Je prends une inspiration tremblante et tente de trouver mes mots pour lui répondre, mais rien ne vient. Un loup s'approche de nous à pas lent. Au fur et à mesure qu'il fait un pas, sa silhouette se change, se déforme, jusqu'à devenir celle d'une femme absolument divine.
Pas possible.
-Je crois qu'elle est trop terrifiée pour vous répondre, Alpha.
Tout se bouscule dans ma tête. Des loups énormes. Qui se transforment en humain. Les grognements. Alpha.
L'homme m'observe un instant avant de hocher la tête.
-Rassure-toi, petite humaine, nous ne comptons pas te dévorer.
Ses paroles ont l'effet inverse et je sens mon corps trembler.
Il ne parle assurément pas comme un homme.
Je tente de reprendre contenance, jugeant qu'il vaut mieux reprendre ses esprits si je veux survivre.
Et puis il a dit qu'ils n'allaient pas me manger, ce doit être vrai.
-Je m'appelle Jasha Mihayl. Je suis le chef de cette meute.

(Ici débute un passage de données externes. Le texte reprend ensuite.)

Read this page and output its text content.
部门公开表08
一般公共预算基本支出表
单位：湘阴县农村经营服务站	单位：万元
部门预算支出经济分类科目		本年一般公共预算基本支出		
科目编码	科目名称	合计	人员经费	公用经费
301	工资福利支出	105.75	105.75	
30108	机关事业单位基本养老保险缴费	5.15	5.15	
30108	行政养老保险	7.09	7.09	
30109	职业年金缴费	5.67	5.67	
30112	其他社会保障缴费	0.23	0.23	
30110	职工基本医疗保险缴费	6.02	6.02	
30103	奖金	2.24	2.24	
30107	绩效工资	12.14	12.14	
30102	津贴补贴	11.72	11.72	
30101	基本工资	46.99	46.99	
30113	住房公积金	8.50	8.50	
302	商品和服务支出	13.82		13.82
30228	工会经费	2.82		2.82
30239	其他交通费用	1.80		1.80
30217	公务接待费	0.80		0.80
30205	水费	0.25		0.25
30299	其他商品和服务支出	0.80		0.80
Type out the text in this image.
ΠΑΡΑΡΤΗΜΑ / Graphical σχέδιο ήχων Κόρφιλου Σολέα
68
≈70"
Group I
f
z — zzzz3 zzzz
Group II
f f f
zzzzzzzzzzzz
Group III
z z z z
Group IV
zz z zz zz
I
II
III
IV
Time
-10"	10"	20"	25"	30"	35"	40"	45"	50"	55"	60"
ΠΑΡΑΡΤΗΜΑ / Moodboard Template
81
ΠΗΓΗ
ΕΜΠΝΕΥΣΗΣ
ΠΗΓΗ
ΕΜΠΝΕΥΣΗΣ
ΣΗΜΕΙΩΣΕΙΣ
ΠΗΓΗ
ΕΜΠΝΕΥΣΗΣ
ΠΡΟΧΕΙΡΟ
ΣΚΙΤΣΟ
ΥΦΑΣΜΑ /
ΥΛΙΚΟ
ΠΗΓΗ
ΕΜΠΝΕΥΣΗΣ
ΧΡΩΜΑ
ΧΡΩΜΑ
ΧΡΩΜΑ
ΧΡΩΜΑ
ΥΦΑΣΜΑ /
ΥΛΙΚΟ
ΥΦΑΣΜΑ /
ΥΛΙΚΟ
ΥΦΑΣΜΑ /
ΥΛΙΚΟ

Cet homme semble beaucoup plus sympathique maintenant qu'il ne grogne plus. Il émane de lui une image rassurante derrière laquelle j'aimerais me réfugier. Tous ces loups autour de nous me font flipper. Le loup noir se met à me renifler sans grande discrétion et je n'ose pas lui dire d'arrêter, ayant trop peur qu'il me croque la main.
-Ah, c'est marrant, vous avez exactement le même nom que l'un de mes personnages dans le livre que j'écris. En fait, vous avez même son exact physique. je ris nerveusement.
En y réfléchissant bien, il n'y a pas que Jasha qui coïncide avec mon histoire. Bastian est le nom donné au second de la meute de métamorphe, un loup noir aux yeux argentés, et cette fille qui se tient aux côtés de son chef a le même portrait que Maloé, un autre personnage faisant partie de la meute. Cette fille qui était un loup il y a pas moins de deux minutes.
Oh putain de merde.
Le visage rassurant de Jasha se ferme, soudain soucieux et perplexe.
-Un personnage de livre, tu dis ?
Je hoche la tête. Le loup s'arrête de me renifler, comme s'il réalisait quelque chose que je ne comprends pas.
-Vous pensez que c'est elle, qu'elle est l'auteure ? questionne la jeune femme à son acolyte.
J'ai l'impression que Jasha ne sait plus quoi dire. Il est réellement choqué de ma comparaison avec mon protagoniste. De mon côté, je n'en mène pas large. Je pense être dans un rêve des plus réalistes où je rencontre les personnages de mon histoire.
C'est fou !
-C'est possible que oui.
Les loups, comme indignés, se mettent à hurler et à aboyer férocement. Mais Jasha les fait taire d'un seul geste de la main, autoritaire, tout comme l'est le Jasha de mon livre.
-Nous allons tous rentrer sur le territoire et tirer cette histoire au clair.
Les loups commencent alors à décamper. Jasha et la jeune femme prennent la forme de loups aussi grands que leurs compères. Je suis peut-être encore droguée, ce qui explique ces hommes qui peuvent se métamorphoser en animale. Le loup noir vient s'abaisser à mes pieds, comme s'il s'attend à ce que je monte.
Non, c'est bien trop fou pour n'être qu'une hallucination.